EuGH: Verbände dürfen auch ohne Verbraucher-Auftrag bei Datenschutzverstößen klagen
Auch das gibt’s: Wegen eines Datenschutzverstoßes wurde geklagt. Der Beklagte hat längst Abhilfe geschaffen. Doch das Verfahren lief weiter, weil sich die Gerichte über die Klagebefugnisse von Verbänden eins werden wollten. Das ist nun geschehen – und geht einher mit einer Stärkung der Verbraucherrechte durch den Europäischen Gerichtshof (EuGH).

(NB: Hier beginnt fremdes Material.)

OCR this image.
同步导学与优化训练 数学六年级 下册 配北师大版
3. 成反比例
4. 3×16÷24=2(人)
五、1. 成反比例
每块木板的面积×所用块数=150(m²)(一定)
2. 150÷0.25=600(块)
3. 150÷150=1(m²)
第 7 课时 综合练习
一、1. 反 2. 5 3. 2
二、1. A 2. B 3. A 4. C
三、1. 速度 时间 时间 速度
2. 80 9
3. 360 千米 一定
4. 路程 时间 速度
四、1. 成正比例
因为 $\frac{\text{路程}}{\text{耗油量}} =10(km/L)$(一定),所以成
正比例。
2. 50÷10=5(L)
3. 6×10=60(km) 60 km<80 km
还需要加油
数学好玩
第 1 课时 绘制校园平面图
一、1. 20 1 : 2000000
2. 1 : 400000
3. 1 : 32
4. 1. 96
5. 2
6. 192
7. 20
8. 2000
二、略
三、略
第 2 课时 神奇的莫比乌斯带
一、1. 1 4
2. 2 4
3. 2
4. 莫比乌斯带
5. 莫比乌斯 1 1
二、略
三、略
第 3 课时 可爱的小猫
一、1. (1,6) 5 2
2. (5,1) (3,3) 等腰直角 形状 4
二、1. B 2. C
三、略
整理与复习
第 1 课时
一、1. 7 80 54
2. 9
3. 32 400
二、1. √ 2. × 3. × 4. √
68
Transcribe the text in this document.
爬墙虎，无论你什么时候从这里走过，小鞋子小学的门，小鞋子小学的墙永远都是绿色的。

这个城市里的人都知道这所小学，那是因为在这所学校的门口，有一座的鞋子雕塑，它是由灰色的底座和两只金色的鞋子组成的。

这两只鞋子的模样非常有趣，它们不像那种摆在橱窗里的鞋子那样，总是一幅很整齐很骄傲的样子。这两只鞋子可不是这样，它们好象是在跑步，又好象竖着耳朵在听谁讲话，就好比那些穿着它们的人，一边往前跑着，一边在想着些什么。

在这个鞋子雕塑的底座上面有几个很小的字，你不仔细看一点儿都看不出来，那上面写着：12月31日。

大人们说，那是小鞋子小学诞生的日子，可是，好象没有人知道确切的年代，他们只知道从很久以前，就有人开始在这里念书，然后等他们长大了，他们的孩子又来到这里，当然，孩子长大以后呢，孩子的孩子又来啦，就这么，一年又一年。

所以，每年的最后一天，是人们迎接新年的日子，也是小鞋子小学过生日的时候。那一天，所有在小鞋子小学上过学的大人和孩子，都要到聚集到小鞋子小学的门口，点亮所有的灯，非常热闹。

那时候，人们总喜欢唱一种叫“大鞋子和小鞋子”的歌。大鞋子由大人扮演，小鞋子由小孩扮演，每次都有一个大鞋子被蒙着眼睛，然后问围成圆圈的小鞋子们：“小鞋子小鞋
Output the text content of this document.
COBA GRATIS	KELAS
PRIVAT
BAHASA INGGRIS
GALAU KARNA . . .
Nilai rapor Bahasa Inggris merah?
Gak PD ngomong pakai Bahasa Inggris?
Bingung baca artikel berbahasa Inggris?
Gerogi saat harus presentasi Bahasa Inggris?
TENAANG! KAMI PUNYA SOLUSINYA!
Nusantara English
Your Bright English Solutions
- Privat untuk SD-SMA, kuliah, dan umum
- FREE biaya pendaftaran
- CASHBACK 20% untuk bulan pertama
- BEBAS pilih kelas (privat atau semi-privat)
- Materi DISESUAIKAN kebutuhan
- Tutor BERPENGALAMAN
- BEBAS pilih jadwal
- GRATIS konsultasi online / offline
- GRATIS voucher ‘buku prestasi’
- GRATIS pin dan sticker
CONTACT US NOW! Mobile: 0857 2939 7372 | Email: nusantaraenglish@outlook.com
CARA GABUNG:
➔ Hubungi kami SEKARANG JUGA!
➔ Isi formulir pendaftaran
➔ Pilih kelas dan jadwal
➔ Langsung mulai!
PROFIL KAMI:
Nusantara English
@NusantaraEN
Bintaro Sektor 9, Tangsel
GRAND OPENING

Erweiterung der Klagebefugnis
2012 hatte der Verbraucherzentrale Bundesverband (vzbv) Facebook, heute Meta, wegen Datenschutzverstößen verklagt. Im Mittelpunkt stand das App Center von Facebook. Die von der vzbv erkannten Probleme wurden im Lauf der Zeit vom Social-Media-Konzern behoben. Doch weil hier ein Verband geklagt hatte, wollte die angerufene Justiz die Sache nicht einfach damit bewenden lassen. Denn 2015 hatte der Deutsche Bundestag grünes Licht für eine Ausweitung des Verbandsklagerechts für Verbraucherschutzverbände auf Datenschutzverstöße gegeben. Das bedeutet: Diese Verbände können Unternehmen, die Informationsrechte beim Datenschutz verletzen, auch ohne konkret vorliegende Beauftragung verklagen.
Verstößt das Verbandsklagerecht gegen die DSGVO?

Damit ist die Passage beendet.